Het lijkt dus goed dat als je het kunstenaarschap van de docent wilt leren kennen, dat je het dan niet rechtstreeks benadert, maar een klein beetje via de band, door af en toe te kleien of af en toe eens een tekeningetje te maken en te praten met wat kunstenaars uit andere disciplines met de vragen: ‘Hoe doe jij dit eigenlijk?’ ‘Hoe voel je dit?’ Je moet het dus niet rechtstreeks adresseren, maar als het ware via de band adresseren en daarmee doe je ervaringen op met wat luisteren eigenlijk is, met wat ontvankelijkheid eigenlijk is, wat tactiliteit is, wat luisteren met heel je wezen enz. Dat je verkent welke gedaantes het onverwachte kan aannemen, zeg maar. En door die ervaringen gesensibiliseerd, ga je gaandeweg de moed krijgen om het kunstenaarschap in je eigen leraarschap iets meer onder ogen te durven komen.

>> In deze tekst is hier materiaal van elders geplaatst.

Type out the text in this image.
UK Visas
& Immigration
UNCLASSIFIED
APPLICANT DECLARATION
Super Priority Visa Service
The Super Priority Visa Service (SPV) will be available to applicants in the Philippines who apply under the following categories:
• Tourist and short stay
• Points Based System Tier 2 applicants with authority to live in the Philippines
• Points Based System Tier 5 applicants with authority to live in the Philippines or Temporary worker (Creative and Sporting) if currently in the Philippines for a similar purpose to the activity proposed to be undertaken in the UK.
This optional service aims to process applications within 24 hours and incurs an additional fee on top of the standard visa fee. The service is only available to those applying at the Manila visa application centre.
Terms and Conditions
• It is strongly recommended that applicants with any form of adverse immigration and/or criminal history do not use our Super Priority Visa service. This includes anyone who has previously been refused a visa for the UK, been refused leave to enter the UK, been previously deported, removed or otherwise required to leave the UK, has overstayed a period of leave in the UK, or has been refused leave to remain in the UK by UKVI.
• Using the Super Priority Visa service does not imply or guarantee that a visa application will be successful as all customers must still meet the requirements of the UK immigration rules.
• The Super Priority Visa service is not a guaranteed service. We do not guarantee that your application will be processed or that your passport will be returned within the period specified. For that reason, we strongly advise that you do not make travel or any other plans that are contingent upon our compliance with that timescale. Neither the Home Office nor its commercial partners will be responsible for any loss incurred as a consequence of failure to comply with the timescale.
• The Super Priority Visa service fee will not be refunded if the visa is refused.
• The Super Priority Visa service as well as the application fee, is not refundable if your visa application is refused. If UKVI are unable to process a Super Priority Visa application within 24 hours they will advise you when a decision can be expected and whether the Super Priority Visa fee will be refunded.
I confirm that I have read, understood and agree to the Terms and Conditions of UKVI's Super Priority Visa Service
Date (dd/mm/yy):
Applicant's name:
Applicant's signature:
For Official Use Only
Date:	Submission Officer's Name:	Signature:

__________________________________________________________________________

We zien helemaal voor ons hoe je in een kunstacademie voor leraren kan zoeken via indirecte wegen waarlangs je persoonlijke zelfverklaringen kan doen over ‘Waar ben ik nou eigenlijk mee bezig als leraar?’ door verschillende spiegels voorgehouden te krijgen. Soms is die spiegel een gesprek tussen kunstenaar en docent. Soms kan dat door een oefening, door iets te scheppen.

We kunnen een parallel trekken met aanwijzingen die de Japanse poëzie kan geven. Daarin is het gedicht een dubbele spiegel als het ware. Hierin toont de dichter iets in de wereld én spiegelt hij ook hoe die wereld op hem als dichter inwerkt.  Dus de dichter helpt de lezer sensibiliseren voor iets in de wereld en deelt als tweede laag ook het eigen sensibiliseringsproces. Dat wil niet zeggen dat je hiermee het kunstenaarschap in je grip krijgt, maar je kan hooguit, terwijl je je sensibiliseert voor het onbepaalde, jouw ervaring daarvan proberen te delen. De poëzie ligt nog het meest dichtbij je verklaren, uitleggen, zónder causale relaties in een logisch verhaal te willen vangen.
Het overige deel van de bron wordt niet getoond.